The Weights
In the previous article, we computed the learning flow for each $ layer $ in our $ model $.
In this article we will explore the reason for these computations: update the model’s weights.
But before that, let us introduce the $ model $’s weights, responsible for the learning process
The Model’s Weights
We have spoken about them for a long time now. But what are they ?
Well, just another variable. We already saw a few of them: $ X $ the generic input variable of a $ layer $. $ Y^{truth} $ a variable used in the $ Loss $ function to receive the expectations. Here we introduce $ W $, the weights. They are the essential part for the $ model $ to be trained.
In fact, if the weights were really just another variable, we could have incorporated them in the $ X $ generic variable (which is itself potentially multi dimensional). But there are two main differences between $ X $ and $ W $:
- $ W $ does not receive its value from the previous $ layer $ such as $ X $
- $ W $ values do not come from the data but are given by the developer
Understanding the real effect of weights on a $ model $ is not that easy. We will speak about it longer in later articles.

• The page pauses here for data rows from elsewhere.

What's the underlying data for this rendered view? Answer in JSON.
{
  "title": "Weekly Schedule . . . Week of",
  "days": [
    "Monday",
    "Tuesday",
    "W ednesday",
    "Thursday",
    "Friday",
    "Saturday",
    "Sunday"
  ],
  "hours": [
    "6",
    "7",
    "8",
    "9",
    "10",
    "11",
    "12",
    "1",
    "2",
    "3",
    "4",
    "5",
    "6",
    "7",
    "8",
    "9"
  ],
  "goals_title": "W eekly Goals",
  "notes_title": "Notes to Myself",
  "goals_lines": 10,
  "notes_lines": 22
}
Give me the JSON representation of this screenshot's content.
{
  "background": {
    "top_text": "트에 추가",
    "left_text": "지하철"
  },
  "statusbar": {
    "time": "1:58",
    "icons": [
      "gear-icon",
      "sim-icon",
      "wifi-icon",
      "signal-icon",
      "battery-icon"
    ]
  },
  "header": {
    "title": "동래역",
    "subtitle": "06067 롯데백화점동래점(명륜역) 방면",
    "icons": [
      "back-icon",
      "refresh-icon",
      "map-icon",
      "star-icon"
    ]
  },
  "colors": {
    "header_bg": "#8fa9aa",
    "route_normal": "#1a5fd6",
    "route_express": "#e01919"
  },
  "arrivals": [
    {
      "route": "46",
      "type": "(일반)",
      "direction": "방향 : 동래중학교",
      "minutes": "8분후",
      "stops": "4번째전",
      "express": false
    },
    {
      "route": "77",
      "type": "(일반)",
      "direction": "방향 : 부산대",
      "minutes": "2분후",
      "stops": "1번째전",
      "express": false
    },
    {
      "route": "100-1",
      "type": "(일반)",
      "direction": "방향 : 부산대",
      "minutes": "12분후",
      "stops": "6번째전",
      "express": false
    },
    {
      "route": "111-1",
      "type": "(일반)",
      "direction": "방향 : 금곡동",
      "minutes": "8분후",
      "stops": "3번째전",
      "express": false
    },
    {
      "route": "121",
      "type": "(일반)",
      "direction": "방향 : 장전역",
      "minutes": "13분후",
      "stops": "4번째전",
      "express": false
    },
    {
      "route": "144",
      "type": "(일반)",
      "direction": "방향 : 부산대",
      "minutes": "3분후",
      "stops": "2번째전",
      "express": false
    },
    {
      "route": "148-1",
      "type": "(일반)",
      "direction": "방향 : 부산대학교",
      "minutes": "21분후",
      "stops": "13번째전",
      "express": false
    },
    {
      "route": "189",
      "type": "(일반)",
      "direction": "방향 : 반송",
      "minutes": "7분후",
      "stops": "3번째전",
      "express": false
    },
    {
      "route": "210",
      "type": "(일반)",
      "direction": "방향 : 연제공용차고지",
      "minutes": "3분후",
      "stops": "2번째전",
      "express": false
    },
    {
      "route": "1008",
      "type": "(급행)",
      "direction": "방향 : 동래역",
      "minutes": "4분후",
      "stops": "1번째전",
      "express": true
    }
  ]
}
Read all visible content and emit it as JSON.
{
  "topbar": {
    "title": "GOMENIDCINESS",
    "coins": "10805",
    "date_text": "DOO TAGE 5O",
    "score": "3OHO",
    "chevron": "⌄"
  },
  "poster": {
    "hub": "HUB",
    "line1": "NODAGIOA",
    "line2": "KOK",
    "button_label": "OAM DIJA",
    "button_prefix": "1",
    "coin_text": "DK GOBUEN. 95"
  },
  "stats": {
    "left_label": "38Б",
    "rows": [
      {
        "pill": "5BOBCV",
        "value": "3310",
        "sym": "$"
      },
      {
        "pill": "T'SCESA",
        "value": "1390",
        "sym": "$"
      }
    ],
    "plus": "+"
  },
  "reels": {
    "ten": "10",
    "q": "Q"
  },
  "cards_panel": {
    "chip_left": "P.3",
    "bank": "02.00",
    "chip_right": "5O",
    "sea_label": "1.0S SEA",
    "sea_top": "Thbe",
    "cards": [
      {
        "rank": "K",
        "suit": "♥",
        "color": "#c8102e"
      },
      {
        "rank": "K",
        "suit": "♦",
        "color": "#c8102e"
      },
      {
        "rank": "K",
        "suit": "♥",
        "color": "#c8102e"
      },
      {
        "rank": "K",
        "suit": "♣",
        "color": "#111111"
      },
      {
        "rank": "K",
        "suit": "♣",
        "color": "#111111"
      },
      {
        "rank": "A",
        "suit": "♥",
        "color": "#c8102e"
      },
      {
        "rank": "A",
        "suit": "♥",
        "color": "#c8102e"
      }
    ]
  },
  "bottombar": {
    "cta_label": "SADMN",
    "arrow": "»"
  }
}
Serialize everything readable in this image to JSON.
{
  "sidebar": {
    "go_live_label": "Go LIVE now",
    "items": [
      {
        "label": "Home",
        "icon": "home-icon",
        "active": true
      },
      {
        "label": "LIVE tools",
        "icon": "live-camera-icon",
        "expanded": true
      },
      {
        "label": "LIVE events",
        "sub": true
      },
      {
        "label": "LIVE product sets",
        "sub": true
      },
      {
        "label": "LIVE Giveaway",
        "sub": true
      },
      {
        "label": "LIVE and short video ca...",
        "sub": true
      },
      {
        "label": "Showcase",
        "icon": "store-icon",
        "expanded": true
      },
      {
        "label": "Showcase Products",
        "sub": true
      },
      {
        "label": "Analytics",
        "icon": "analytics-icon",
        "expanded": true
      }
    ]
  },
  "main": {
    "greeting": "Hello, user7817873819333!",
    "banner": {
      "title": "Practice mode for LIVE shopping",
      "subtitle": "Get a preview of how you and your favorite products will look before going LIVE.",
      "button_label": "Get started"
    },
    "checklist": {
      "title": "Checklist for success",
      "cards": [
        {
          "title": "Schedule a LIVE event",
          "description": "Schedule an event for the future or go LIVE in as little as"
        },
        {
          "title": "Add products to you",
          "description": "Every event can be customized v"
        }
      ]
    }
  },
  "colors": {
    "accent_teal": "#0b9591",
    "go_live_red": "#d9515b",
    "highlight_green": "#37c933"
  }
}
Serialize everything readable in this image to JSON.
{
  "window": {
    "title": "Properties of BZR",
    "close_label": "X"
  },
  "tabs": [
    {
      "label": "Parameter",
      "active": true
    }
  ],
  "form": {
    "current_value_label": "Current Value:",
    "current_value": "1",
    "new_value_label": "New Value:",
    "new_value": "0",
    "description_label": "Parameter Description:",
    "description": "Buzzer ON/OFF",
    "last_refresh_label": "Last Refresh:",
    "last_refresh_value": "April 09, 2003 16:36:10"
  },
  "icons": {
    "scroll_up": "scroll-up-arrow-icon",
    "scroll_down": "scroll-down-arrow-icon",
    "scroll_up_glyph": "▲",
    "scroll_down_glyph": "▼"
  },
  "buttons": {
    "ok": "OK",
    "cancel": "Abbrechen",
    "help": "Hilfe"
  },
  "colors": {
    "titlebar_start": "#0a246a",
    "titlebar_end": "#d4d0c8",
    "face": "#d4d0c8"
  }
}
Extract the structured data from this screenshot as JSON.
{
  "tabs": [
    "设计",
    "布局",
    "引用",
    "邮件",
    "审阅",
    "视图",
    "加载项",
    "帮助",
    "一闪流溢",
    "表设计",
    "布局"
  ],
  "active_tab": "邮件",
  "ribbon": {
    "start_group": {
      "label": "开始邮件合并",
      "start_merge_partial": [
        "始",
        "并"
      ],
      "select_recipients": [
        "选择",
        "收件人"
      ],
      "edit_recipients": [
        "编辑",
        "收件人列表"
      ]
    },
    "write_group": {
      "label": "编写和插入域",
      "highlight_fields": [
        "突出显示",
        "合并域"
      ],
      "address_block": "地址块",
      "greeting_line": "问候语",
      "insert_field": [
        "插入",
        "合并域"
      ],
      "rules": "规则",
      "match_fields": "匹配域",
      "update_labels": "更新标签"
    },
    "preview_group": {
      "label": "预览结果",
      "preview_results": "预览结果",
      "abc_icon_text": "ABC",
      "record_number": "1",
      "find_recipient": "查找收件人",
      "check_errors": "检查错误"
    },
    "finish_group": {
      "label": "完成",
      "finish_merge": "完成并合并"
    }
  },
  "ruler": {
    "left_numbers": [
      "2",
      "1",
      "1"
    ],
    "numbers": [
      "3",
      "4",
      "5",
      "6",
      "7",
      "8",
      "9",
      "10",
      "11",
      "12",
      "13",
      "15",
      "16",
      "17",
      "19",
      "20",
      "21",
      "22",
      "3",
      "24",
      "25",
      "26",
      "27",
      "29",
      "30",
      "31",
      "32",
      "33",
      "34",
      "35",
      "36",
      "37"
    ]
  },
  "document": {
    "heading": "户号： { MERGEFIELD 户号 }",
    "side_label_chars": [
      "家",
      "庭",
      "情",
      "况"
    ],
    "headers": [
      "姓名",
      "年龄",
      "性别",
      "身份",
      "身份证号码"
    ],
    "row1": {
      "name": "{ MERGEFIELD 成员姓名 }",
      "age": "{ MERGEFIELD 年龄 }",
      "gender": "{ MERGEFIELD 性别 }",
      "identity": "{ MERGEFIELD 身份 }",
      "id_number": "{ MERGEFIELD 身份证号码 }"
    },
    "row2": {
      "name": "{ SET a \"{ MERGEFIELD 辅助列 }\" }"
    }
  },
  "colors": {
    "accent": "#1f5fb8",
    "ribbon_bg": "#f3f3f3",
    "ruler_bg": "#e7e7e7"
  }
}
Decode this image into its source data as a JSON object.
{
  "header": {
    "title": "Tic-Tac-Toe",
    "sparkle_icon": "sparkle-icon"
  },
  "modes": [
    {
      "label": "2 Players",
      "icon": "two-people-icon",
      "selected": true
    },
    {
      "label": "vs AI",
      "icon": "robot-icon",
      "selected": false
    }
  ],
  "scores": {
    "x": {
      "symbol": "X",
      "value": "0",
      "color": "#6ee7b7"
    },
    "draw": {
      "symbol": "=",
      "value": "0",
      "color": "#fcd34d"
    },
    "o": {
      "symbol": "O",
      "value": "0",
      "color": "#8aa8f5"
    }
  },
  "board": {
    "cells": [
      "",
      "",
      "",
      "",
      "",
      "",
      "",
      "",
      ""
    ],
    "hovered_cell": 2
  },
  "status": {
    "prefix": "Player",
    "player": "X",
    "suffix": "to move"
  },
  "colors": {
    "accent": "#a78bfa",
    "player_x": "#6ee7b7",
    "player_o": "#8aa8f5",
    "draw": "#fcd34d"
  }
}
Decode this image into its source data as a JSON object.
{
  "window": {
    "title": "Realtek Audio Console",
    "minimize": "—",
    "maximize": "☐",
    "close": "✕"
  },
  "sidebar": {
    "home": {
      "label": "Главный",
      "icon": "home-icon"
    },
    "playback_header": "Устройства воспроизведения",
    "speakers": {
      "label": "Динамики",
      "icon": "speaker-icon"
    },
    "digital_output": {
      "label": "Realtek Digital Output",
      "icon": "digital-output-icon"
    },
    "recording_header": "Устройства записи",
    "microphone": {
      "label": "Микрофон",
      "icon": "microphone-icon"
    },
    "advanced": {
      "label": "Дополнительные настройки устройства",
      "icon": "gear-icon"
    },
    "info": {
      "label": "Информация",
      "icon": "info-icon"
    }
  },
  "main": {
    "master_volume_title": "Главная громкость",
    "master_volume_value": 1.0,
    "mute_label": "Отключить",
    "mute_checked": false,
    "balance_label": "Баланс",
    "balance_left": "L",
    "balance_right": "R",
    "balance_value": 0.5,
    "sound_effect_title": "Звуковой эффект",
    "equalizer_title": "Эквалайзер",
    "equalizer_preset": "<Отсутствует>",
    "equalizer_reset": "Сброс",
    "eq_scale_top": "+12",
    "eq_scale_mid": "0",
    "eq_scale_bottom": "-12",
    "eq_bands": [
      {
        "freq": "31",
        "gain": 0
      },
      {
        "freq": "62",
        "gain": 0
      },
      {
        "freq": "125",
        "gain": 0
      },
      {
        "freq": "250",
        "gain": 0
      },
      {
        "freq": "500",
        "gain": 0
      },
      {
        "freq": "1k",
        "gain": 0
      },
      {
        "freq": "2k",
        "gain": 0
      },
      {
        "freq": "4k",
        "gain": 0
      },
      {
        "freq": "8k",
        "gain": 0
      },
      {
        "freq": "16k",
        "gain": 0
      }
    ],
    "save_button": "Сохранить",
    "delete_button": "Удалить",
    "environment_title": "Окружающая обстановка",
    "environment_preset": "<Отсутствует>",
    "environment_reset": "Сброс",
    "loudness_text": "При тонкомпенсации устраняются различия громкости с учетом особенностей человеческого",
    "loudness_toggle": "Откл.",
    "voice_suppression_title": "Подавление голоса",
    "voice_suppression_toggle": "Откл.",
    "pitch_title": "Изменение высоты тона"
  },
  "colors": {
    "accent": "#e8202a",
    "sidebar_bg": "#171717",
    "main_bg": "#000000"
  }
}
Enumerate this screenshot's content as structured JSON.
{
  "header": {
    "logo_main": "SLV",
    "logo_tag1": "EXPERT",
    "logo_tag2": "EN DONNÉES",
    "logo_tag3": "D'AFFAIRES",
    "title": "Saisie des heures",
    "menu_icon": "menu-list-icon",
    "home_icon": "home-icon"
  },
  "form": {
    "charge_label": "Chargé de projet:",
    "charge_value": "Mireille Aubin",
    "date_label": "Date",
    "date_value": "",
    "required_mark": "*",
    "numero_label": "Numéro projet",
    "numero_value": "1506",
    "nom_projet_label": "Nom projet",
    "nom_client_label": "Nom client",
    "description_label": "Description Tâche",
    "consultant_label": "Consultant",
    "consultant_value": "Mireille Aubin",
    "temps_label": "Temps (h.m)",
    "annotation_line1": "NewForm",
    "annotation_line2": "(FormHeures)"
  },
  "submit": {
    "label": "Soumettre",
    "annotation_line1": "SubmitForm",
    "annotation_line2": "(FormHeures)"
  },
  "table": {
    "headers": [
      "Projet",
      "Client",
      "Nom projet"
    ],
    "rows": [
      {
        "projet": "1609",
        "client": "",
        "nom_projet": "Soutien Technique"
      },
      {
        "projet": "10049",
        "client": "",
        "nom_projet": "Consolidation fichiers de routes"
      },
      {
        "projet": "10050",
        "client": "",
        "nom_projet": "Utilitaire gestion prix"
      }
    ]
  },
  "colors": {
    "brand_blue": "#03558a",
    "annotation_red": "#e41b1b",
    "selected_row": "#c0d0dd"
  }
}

The principal property that is interesting about them is that they are the only moving part of the $ model $ the developer has access to.
What does this mean ? Let us consider the small scenario:
- We pick one data in a dataset and compute a forward pass on it, we produce some results.
- We pick the exact same data in the dataset and compute a forward pass on it again, we produce the exact same results.
But as our goal is to learn from our failures we will use the weights in order to change that state:
- We pick the previous data in the dataset, we compute a forward pass to produce some results
- We update the weights values in order to learn
- We pick the exact same data in the dataset and compute a forward pass on it, the result we be different now.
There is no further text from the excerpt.